At a Millerite camp meeting in Exeter, New Hampshire in August Samuel S. Snow, announced that he had discovered the error in Miller’s original calculation, which were based on one day=one year from 457 B.C. when Artaxerxes I of Persia granted permission for the Jews to rebuild their Temple in Jerusalem. Using the calendar of the Karaite Jews instead of the Rabbinic calendar consulted my Miller, Snow determined that “The tenth day of the seventh month [Jewish] of the present year, 1844” as the true date.  He equated that with October 22, 1844.
William Miller preaching.  Note the illustrated chart behind him.
Aided by sensationalized press accounts, Snow’s prediction spread like wild fire.  Not only was it accepted by—with Miller’s approval—the sect, but it spread to other Evangelicals.

On October 22 tens of thousands gathered, on high ground if possible, surrounded by their families.  Many, taking a cue from Scripture wore white robes for the Rapture.    When nothing happened they drifted off facing rebuilding their lives.  October 23 was called the Great Disappointment.
Many, if not most of the Millerites abandoned their faith and returned to the conventional and orthodox denominations from which they had come.  Those who had not been committed Millerites, but accepted the prophesy were especially bitter.  Millerite churches in several towns and cities were attacked or burned and adherents violently assaulted.  Miller himself commented on the cruel mockery of small children he had to endure.
After the Great Disappointment, the Millerites were widely mocked but many clung to their faith although they splintered on explanations for the failure of the prophesy.  
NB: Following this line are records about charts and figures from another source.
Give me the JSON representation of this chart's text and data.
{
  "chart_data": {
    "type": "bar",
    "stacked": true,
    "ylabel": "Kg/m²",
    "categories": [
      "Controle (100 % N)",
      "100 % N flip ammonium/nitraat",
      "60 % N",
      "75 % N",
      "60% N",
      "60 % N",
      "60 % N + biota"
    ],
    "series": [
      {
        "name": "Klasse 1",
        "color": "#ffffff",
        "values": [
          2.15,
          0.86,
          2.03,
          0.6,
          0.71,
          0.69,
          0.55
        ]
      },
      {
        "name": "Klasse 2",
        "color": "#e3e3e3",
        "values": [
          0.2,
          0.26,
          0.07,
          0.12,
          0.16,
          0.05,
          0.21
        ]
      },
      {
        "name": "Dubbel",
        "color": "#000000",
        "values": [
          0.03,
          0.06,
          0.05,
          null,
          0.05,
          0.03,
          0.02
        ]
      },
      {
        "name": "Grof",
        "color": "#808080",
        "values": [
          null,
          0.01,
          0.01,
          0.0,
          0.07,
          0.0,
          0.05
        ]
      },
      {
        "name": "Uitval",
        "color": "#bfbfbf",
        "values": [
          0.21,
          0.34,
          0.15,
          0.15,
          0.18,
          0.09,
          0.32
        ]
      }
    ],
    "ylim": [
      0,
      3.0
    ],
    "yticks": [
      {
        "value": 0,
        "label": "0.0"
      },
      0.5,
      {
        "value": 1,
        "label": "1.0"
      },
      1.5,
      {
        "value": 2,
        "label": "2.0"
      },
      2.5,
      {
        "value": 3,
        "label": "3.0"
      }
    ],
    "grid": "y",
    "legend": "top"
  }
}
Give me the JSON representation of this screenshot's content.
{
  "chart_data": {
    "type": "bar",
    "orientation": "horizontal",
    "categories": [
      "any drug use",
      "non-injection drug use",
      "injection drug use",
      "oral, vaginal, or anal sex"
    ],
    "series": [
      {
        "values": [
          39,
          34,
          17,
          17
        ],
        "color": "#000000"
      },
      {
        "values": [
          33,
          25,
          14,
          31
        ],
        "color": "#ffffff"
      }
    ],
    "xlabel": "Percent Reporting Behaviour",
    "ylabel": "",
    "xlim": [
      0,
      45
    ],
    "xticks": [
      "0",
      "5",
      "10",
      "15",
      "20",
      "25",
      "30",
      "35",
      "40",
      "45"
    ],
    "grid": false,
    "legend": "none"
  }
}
But a core group remained true believers.  However they soon split into three factions.  The first faction, initially the largest, believed that Oct. 22 had shut the door to salvation to all but the Wise Virginsthose who believed in the message.  This group awaited daily rapture.
The second group soon eclipsed the first.  It held that the Oct. 22 date was in err.  Led by Joshua Hines who eventually recruited Miller himself, argued that since the door was not shut, people newly coming to the faith might also be saved in an imminent, if unknowable, Second Coming.  This group eventually founded the Advent Christian Church.

The third group was the most successful of all.   The believed that Oct. 22 was a correct and significant date, but that it had been misinterpreted.  The sanctuary cleansed that day was not on Earth but in Heaven.  Eventually a “light would be given and their disappointment explained.”  Out of this group arose the Seventh Day Adventist Church   and all of its many splinters, each with its own interpretation.
The Seventh Day Adventists are the largest of the sects or denominations inspired by Miller's vision.   This is from a mid-20th Century tract.
Oddly the Baha’i incorporated Miller’s prophesy and identified the return of Christ with their avatar the Báb who proclaimed himself in Persia in 1844.

Miller, the founder of all of this excitement, died in 1849 still waiting daily for the End.
There other reported “ends of the world” in American history.  Notably the Jehovah’s Witnesses predicted the end in 1914, 1918, 1925, and 1942.  They were wrong, too.  As were Chuck Smith and Edgar Whisenant in the ‘80’s and ‘90’s and radio evangelist Harold Camping as recently as 2011.
It is apparently a game anyone can play.  Anybody up for an End of the World poolWinner takes the pot and has eternity to spend it.